The last two lines of the hymn really caught my attention. Both of these lines are petitions. One line asks God to “grant us thy truth to make us wise.” The first thing to strike me about this is that it is a prayer of the community. It is not the lone individual sitting with this request. The line uses plural language---grant “us.”
Grant us truth. Yes, but the real request is to become wise. And we become wise by learning and knowing the truth. I suspect this hymn is talking about a particular kind of truth---a spiritual truth. It is not the truth to be discovered in a laboratory, but rather a truth that is discovered in the heart. What kind of truth would this be?
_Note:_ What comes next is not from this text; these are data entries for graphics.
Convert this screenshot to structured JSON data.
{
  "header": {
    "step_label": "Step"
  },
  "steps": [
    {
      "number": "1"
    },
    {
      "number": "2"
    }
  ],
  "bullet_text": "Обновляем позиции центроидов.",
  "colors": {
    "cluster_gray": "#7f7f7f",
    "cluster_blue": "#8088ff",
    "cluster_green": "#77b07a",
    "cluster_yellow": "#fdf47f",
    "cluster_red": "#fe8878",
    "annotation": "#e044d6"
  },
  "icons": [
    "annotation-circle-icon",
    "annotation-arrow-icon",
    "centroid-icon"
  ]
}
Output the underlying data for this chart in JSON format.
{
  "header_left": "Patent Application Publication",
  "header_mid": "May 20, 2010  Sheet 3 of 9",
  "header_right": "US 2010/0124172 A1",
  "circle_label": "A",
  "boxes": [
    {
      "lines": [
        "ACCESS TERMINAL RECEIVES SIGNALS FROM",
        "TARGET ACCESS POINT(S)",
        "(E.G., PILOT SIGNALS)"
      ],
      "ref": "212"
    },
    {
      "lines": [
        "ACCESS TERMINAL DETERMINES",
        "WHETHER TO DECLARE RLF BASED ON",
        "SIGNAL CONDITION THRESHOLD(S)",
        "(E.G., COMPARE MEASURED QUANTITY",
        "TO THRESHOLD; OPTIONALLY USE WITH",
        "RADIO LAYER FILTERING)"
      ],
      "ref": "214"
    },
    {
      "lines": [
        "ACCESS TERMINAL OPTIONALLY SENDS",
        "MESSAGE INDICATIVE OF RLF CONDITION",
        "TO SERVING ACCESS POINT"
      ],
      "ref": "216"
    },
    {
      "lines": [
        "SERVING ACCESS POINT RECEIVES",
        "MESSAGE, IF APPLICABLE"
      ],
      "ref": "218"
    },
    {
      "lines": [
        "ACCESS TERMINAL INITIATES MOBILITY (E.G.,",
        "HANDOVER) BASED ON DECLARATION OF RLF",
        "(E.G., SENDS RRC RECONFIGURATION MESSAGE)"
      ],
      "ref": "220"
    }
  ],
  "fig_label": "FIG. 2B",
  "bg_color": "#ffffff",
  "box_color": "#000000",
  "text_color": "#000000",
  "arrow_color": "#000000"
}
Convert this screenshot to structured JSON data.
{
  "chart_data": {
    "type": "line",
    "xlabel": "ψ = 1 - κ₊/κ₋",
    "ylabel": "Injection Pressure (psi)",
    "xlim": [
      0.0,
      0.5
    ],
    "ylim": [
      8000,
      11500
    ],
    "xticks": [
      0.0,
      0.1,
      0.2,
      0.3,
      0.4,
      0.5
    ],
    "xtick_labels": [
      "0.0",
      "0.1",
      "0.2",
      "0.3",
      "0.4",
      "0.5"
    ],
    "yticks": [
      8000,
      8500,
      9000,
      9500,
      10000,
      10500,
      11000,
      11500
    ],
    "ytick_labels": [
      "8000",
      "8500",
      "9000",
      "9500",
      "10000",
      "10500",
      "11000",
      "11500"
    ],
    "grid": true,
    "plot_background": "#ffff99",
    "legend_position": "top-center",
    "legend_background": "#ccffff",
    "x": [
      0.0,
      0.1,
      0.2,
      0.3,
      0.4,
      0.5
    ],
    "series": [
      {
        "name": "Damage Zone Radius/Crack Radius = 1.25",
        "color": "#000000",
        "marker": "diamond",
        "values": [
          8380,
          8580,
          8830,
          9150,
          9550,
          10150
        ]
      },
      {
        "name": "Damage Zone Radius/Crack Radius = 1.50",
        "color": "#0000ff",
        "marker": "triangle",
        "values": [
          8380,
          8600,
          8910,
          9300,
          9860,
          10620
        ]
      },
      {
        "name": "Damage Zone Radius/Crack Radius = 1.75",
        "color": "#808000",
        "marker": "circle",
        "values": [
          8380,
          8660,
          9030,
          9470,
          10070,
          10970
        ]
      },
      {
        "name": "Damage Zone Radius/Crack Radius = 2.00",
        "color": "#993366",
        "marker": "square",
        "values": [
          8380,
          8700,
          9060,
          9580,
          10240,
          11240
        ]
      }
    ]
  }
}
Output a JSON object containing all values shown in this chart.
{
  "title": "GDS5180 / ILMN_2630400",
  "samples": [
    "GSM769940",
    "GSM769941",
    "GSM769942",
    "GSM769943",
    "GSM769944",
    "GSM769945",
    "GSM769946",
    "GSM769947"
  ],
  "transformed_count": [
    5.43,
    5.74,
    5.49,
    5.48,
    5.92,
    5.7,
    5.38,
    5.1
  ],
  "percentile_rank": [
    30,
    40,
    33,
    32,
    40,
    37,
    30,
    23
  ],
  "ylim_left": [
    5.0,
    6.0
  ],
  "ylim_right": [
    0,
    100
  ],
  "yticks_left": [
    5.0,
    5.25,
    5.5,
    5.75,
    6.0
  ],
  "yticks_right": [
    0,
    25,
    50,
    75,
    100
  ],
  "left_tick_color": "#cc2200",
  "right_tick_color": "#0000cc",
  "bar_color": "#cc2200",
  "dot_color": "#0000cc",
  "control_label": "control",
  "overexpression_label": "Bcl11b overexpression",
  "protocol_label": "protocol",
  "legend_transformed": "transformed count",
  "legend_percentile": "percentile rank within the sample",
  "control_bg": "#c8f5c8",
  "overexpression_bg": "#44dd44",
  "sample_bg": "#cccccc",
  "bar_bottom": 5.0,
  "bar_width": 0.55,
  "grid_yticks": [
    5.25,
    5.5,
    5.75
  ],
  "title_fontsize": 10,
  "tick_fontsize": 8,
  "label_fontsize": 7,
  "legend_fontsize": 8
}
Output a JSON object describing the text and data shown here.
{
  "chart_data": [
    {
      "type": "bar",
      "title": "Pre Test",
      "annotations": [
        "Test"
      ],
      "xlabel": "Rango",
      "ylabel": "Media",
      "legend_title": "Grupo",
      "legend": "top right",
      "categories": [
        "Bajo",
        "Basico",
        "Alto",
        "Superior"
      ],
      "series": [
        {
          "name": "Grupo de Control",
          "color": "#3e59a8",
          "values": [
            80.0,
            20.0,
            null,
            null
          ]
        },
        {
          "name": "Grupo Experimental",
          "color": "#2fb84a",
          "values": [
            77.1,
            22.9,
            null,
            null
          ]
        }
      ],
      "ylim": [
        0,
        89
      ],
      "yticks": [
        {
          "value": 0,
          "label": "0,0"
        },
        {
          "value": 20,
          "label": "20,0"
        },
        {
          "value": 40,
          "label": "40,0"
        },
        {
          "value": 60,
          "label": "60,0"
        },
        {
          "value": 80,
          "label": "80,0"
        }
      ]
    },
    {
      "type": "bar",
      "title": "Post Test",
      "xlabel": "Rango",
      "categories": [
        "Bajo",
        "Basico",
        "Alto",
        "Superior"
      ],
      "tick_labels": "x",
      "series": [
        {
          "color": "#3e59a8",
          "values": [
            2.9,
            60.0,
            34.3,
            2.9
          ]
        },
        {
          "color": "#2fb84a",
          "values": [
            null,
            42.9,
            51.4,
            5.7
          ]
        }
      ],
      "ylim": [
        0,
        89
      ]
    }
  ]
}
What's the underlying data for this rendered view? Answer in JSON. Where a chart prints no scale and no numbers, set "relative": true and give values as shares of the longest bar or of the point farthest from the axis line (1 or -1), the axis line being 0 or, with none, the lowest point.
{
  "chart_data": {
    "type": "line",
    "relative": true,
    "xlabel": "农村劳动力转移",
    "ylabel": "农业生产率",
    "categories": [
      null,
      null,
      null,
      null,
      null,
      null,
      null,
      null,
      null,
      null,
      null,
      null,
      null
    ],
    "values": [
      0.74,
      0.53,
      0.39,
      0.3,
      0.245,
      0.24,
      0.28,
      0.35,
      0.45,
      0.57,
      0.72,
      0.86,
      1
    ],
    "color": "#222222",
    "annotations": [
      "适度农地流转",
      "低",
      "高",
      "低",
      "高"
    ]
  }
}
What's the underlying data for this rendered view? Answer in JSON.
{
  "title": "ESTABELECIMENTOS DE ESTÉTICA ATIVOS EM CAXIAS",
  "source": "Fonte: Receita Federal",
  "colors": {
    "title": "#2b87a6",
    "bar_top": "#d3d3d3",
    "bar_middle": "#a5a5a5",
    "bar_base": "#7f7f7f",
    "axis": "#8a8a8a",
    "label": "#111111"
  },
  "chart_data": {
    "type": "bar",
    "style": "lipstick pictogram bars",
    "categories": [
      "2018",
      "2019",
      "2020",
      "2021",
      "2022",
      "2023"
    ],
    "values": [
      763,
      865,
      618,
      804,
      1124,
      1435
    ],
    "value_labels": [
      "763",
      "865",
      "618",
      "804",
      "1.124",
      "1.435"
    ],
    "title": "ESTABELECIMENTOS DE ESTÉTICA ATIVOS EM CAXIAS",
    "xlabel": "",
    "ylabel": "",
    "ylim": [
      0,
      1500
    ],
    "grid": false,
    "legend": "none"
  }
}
One aspect of that kind of truth that makes us wise would be the truth that God is love. And our Divine calling is to know this love, to embody this love in our actions in the world so that we might become peacemakers. Just think what a different world this would be if we all could know, accept, and live this truth. Heck, we would have a difficult time finding a war in which we could fight!
The last line of the hymn is also a petition: grant us power to make us strong. I like that request. I doubt the hymn writer meant physical power. This is not a call to hit the weight room and develop muscles. I think the writer is talking about spiritual and psychological power. Probably it is the power to live out the truth, which God will grant us.
It is the power, which strengthens us to be strong in a principled life. It will make us strong in the face of temptations to lie, cheat and steal. I know I am tempted to lie to myself---to pretend to be who I am not. I am tempted to cheat. I can cut spiritual corners and hope “God understands!” I am capable of stealing. I don’t steal money. But I might steal someone else’s rights, privileges, and due rewards.